INTRODUCTION: Ventilator-associated pneumonia (VAP) caused by Pseudomonas aeruginosa is a major cause of morbidity and mortality in hospital intensive care units (ICU). Rapid identification of P. aeruginosa-derived markers in easily accessible patients' samples can enable an early detection of P. aeruginosa VAP (VAP-PA), thereby stewarding antibiotic use and improving clinical outcomes. METHODS: Metabolites were analysed using liquid chromatography-mass spectrometry (LC-MS) in prospectively collected urine samples from mechanically ventilated patients admitted to the Antwerp University Hospital ICU. Patients were followed from the start of mechanical ventilation (n = 100 patients) till the time of clinical diagnosis of VAP (n = 13). Patients (n = 8) in whom diagnosis of VAP was further confirmed by culturing respiratory samples and urine samples were studied for semi-quantitative metabolomics. RESULTS: We first show that multivariate analyses highly discriminated VAP-PA from VAP-non-PA as well as from the pre-infection groups (R-2 = .97 and .98. respectively). A further univariate analysis identified 58 metabolites that were significantly elevated or uniquely present in VAP-PA compared to the VAP-non-PA and pre-infection groups (P<.05).
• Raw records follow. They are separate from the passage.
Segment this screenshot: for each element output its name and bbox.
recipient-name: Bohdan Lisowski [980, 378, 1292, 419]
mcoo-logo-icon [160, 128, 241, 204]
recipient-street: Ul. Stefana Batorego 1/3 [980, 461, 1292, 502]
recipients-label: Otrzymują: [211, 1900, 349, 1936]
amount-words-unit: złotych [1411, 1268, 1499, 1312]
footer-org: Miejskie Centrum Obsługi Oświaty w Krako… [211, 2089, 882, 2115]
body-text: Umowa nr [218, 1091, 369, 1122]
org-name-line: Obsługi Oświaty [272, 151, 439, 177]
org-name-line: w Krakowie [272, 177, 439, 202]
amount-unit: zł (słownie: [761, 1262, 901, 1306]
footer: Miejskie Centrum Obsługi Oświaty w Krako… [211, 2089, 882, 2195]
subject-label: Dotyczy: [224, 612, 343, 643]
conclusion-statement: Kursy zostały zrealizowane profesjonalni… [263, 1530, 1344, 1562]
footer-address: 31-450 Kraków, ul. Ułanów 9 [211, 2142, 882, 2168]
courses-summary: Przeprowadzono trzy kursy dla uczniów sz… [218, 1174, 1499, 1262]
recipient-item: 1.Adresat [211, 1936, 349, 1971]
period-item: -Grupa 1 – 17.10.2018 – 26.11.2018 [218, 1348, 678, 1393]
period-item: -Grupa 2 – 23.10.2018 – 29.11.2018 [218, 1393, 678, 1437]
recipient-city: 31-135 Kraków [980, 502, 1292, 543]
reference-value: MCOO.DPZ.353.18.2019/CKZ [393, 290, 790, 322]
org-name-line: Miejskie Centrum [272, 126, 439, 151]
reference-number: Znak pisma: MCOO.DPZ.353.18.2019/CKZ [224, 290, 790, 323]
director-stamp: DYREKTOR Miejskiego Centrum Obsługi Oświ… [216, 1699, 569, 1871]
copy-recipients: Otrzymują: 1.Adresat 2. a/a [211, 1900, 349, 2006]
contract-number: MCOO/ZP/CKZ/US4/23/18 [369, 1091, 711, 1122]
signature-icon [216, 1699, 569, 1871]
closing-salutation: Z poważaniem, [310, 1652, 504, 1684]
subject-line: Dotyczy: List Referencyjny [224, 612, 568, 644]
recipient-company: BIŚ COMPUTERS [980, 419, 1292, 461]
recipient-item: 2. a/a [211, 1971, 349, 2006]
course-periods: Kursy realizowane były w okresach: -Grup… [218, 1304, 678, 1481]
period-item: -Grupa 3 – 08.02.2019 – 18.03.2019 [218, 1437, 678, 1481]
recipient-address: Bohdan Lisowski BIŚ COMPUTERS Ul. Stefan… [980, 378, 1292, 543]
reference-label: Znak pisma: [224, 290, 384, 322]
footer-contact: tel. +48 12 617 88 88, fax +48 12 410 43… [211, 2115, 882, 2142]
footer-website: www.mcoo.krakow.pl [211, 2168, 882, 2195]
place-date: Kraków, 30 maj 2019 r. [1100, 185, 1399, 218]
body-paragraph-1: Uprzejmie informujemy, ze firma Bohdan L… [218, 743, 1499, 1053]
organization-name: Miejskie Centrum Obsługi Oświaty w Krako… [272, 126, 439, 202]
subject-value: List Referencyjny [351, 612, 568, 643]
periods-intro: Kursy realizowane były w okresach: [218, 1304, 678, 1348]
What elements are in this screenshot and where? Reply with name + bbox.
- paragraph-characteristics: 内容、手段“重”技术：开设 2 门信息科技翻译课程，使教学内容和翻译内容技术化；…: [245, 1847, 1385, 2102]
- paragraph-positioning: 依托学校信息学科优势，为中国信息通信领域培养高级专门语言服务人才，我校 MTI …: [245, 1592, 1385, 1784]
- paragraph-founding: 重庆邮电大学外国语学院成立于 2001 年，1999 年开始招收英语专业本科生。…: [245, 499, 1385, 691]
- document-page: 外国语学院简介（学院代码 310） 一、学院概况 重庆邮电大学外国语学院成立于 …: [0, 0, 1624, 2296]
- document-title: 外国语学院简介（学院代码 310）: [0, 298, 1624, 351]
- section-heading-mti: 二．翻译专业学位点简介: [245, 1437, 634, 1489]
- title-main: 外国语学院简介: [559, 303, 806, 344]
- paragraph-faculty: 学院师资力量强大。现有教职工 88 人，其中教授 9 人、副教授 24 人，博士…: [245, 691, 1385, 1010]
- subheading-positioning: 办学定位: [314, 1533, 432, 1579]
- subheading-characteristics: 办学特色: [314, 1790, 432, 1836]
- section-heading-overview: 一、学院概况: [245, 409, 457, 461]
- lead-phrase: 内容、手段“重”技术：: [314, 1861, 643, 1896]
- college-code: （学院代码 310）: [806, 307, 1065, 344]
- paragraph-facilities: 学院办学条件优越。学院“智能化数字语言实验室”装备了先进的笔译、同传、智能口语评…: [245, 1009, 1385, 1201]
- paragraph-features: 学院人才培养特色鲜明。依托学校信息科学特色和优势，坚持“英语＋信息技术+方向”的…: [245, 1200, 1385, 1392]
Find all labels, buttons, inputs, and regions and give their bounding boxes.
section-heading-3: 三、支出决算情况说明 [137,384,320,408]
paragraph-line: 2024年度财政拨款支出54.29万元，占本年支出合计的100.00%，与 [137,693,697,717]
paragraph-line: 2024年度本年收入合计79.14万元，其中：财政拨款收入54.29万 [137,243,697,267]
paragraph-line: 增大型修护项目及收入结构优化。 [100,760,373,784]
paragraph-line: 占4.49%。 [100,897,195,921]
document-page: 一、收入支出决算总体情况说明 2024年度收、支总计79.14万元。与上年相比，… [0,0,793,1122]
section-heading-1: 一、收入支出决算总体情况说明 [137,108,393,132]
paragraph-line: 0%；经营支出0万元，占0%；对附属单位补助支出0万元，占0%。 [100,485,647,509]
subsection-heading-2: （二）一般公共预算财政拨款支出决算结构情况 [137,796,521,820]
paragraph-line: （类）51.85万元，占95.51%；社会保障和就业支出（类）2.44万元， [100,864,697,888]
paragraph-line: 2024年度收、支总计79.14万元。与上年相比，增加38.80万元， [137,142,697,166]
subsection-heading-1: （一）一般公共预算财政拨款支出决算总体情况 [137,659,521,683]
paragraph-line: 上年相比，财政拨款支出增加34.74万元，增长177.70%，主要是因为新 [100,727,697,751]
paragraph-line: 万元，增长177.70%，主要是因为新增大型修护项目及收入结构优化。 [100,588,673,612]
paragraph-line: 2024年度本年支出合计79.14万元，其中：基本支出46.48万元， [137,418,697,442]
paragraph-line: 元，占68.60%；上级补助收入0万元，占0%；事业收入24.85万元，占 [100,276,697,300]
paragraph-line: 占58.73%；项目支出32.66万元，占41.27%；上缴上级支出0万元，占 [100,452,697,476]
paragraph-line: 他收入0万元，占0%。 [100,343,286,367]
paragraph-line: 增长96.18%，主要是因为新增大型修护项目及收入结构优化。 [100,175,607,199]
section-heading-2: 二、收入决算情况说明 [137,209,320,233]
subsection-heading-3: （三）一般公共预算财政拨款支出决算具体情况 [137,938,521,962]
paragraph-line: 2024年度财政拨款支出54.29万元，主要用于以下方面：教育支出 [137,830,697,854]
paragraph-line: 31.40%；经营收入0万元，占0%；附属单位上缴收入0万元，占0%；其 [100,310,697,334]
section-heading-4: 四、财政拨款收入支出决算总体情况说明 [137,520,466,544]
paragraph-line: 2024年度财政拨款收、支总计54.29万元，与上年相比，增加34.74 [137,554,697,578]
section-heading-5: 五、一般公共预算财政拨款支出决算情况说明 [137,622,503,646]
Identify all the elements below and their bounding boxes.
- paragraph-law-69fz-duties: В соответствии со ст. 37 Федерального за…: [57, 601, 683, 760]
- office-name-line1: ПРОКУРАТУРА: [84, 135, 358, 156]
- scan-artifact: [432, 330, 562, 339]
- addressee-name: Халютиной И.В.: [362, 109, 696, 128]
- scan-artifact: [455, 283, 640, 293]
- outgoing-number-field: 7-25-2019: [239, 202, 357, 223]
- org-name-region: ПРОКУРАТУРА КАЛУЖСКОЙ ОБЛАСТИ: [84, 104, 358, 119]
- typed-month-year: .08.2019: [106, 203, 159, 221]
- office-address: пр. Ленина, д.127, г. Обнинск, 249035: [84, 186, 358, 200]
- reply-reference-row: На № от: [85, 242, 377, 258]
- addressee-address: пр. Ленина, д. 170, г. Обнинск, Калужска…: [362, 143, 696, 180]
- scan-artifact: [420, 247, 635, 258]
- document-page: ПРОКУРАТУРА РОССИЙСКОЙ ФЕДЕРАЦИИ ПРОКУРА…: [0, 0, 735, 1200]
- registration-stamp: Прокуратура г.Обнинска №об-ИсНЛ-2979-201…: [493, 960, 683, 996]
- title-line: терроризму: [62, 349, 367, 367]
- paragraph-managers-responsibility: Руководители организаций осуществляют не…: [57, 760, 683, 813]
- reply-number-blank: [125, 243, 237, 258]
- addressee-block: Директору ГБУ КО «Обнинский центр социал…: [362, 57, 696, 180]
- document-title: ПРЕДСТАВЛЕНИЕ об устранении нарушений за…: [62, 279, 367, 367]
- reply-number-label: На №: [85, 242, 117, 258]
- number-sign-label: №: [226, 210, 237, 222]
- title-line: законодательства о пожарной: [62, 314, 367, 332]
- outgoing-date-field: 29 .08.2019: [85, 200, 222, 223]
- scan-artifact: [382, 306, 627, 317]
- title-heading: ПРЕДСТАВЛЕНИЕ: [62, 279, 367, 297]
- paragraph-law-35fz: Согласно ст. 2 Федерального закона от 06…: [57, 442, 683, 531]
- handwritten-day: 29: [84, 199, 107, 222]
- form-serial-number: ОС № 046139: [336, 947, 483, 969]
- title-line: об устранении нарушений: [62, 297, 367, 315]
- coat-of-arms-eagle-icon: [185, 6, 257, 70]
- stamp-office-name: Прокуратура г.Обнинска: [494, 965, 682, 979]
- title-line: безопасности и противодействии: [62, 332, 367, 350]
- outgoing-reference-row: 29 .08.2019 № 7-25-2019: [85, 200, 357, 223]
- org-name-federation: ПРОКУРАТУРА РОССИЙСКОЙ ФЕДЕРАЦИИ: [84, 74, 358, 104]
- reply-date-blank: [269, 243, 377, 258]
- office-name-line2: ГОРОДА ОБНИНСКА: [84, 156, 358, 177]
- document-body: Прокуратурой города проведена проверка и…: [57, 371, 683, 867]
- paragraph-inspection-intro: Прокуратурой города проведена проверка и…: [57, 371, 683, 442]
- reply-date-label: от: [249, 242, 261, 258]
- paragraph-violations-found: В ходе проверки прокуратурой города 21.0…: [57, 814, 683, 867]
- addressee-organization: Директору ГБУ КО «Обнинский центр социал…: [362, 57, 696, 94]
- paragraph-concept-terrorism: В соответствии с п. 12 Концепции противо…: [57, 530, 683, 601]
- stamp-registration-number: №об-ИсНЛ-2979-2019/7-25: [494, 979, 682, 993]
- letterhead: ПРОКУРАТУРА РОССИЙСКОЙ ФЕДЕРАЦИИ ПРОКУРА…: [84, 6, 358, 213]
These comprised both a known metabolite of histidine as well as a novel nicotine metabolite. Most interestingly, we identified 3 metabolites that were not only highly upregulated for, but were also highly specific to, VAP-PA, as these metabolites were completely absent in all pre-infection timepoints and in VAP-non-PA group. CONCLUSIONS: Considerable differences exist between urine metabolites in VAP-PA compared to VAP due to other bacterial aetiologies as well to non-VAP (pre-infection) timepoints. The unique urinary metabolic biomarkers we describe here. if further validated, could serve as highly specific diagnostic biomarkers of VAP-PA.

Automated summary

In mechanically ventilated patients, there are significant differences in urine metabolites between VAP-PA and VAP caused by other bacteria as well as non-VAP timepoints. We have identified 3 highly upregulated and highly specific metabolites in VAP-PA that are completely absent in pre-infection timepoints and the VAP-non-PA group.